Les conseils de Franck Diongo  au président Joseph Kabila pour une année 2016, le soutien de l’église catholique et des églises de réveil au dialogue politique et inclusif sont au menu des journaux parus mercredi 6 décembre à Kinshasa.

Le Potentiel  reprend à sa Une l’appel à un sursaut patriotique des évêques catholiques, précisant que cet appel a été lancé à la suite des contacts menés auprès des acteurs politiques et ceux de la société civile. ​
Sous la signature de son président, Mgr Nicolas Djomo, évêque de Tshiumbe, la CENCO prend position quant à la tenue du dialogue politique national voulu inclusif par le chef de l’Etat, son initiateur. «C’est pourquoi, je saisis cette occasion pour réitérer aux uns et aux autres l’appel pressant de la CENCO à un sursaut patriotique, afin qu’ils puissent prendre leurs responsabilités devant  l’histoire en vue d’un dialogue répondant aux aspirations de tous pour l’intérêt supérieur du pays», ​écrit Mgr Nicolas Djomo.
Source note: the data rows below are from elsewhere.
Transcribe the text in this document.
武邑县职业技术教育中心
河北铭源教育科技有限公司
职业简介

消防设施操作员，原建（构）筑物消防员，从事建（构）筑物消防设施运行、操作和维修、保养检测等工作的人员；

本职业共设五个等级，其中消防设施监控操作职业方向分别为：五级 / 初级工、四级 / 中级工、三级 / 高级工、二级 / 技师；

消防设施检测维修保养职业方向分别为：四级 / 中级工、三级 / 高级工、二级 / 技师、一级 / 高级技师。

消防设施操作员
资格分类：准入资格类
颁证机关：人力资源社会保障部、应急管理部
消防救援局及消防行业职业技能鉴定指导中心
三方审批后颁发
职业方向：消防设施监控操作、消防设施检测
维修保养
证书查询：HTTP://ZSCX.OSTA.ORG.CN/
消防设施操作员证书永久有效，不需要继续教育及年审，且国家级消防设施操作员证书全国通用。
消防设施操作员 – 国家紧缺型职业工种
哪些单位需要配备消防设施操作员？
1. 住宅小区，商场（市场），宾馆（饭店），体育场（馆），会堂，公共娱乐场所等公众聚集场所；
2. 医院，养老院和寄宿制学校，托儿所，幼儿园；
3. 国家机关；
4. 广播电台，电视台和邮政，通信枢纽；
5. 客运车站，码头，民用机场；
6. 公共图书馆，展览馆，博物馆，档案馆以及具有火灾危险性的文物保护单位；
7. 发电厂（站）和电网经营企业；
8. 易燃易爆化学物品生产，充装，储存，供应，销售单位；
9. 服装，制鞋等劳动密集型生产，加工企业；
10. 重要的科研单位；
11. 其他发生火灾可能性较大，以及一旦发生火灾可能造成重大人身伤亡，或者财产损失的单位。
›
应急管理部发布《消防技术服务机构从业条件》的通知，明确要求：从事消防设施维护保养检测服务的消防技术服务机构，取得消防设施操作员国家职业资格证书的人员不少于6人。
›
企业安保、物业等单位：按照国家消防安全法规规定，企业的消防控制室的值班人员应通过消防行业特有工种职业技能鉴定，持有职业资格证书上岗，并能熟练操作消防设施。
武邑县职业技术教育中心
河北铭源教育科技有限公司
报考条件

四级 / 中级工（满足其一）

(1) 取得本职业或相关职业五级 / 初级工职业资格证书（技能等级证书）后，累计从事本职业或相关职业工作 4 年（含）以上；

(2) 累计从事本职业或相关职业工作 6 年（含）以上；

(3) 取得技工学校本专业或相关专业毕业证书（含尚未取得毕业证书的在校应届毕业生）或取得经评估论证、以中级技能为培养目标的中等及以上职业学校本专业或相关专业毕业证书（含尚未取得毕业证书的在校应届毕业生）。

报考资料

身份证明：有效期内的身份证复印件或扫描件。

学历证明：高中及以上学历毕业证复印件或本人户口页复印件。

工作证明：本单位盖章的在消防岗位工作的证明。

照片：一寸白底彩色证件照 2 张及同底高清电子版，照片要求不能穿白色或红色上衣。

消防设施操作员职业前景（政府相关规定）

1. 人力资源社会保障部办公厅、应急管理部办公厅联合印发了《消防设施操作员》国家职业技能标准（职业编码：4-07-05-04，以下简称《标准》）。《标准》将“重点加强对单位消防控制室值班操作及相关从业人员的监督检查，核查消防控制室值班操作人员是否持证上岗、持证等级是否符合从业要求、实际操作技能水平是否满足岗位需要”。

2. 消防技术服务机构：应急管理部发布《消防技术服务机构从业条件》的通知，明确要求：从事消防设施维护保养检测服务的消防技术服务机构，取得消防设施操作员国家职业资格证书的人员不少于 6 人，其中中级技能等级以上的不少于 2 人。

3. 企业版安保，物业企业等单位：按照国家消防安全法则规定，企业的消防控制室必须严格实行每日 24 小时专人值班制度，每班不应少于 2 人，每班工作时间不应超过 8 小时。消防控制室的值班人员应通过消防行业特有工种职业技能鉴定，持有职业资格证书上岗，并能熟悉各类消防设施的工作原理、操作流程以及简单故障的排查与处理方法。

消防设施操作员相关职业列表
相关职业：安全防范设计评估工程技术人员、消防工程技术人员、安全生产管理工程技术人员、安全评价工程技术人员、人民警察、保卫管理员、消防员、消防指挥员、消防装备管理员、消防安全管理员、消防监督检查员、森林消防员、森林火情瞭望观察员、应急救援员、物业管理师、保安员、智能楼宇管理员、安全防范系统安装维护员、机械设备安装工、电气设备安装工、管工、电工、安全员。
Pour La Prospérité, les prélats catholiques réitèrent leur appel à un dialogue répondant aux aspirations de tous pour l’intérêt supérieur du pays.
Un comité de suivi, composé de six archevêques métropolitains, du président et vice-président de la Cenco, a été mis en place. Ce Comité de suivi aura pour tâche de maintenir le contact avec tous les protagonistes, susciter et consolider la confiance mutuelle et encourager les initiatives visant la relance du processus électoral, annonce le journal. Il y a, donc, une évolution dans le discours des évêques, constate le quotidien.
Forum des As, qui exploite aussi cette information, précise que  les princes d’église lancent un ” appel pressant à un sursaut patriotique afin qu’ils puissent prendre leur responsabilité devant l’histoire. Les élections tant souhaitées ne peuvent se tenir que dans un climat apaisé, fait remarquer le tabloïd qui suppose que faute de dialogue, la RDC court le risque d’une implosion ou d’une explosion.

Pour sa part, Le Phare consacre sa Une aux conseils que le député de l’opposition Franck Diongo donne au président de la RDC.  Pour Le quotidien kinois, 2016 est perçu comme l’année de tous les dangers en République démocratique du Congo. Tous les observateurs s’accordent sur le fait que le président Joseph Kabila est l’homme qui pourrait faire une entrée remarquée dans les annales de l’histoire nationale, si la fin de son deuxième mandat se passe de manière apaisée, civilisée et transparente, estime Le Phare.
Le président du MLP, Franck Diongo, conseille au président de la République de suivre l’exemple de ses homologues africains comme le Béninois, Boni Yayi, qui a fait savoir à son peuple, avant même le début de son deuxième mandat, qu’il ne briguerait pas un troisième, rapporte le journal.
Pour cet acteur de l’opposition, Joseph Kabila détient à ce sujet la clé de l’apaisement de la communauté nationale, en offrant à ses compatriotes en 2016 comme «cadeau spécial» l’opportunité de vivre, pour la première fois de leur histoire, une passation civilisée des pouvoirs au sommet de l’Etat, conclut le journal qui publie l’intégralité du message.